А ещё он теперь не знал совершенно, что делать дальше - замешательство от осознания собственного весьма недостойного поведения и волнами накрывающей непривычной радости осознания того, что у него есть дочь, не давало ему мыслить спокойно и обстоятельно.
- Что же мы будем теперь с тобой делать, девочка? - наконец-то перевёл он взгляд на Элизабет, торчащую неподалёку от него и тоже, по всей видимости, ждавшей результатов этой экспертизы ничуть не меньше его. - Ты ведь и правда моя дочь, - он неловко хмыкнул, поднимаясь ей навстречу, чувствуя как бешено колотится сердце в самом горле. - Настоящая, моя, живая дочка.
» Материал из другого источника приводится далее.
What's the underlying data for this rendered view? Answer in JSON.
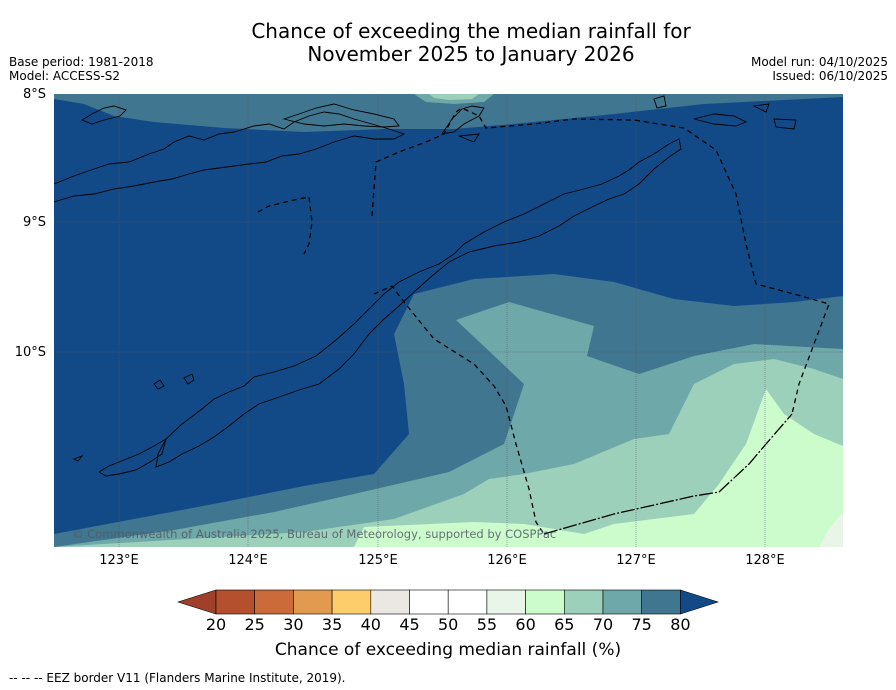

Горло сдавило так, что даже сколько-нибудь нормальных слов произнести не получалось, в носу немилосердно щипало и, кажется, даже губы дрогнули - Келлах ощущал себя так, будто его прямо сейчас шарахнет инфарктом. Но теперь-то этого допустить было нельзя, теперь у него есть дочь, о которой он должен заботиться.
- Прости меня пожалуйста, Элизабет, - сделав неуверенный шаг к дочери (к настоящей его, Господи Боже, дочери!) тихо произнёс Келлах. - Я был очень неправ. Прости, если сможешь, дочка. Пожалуйста.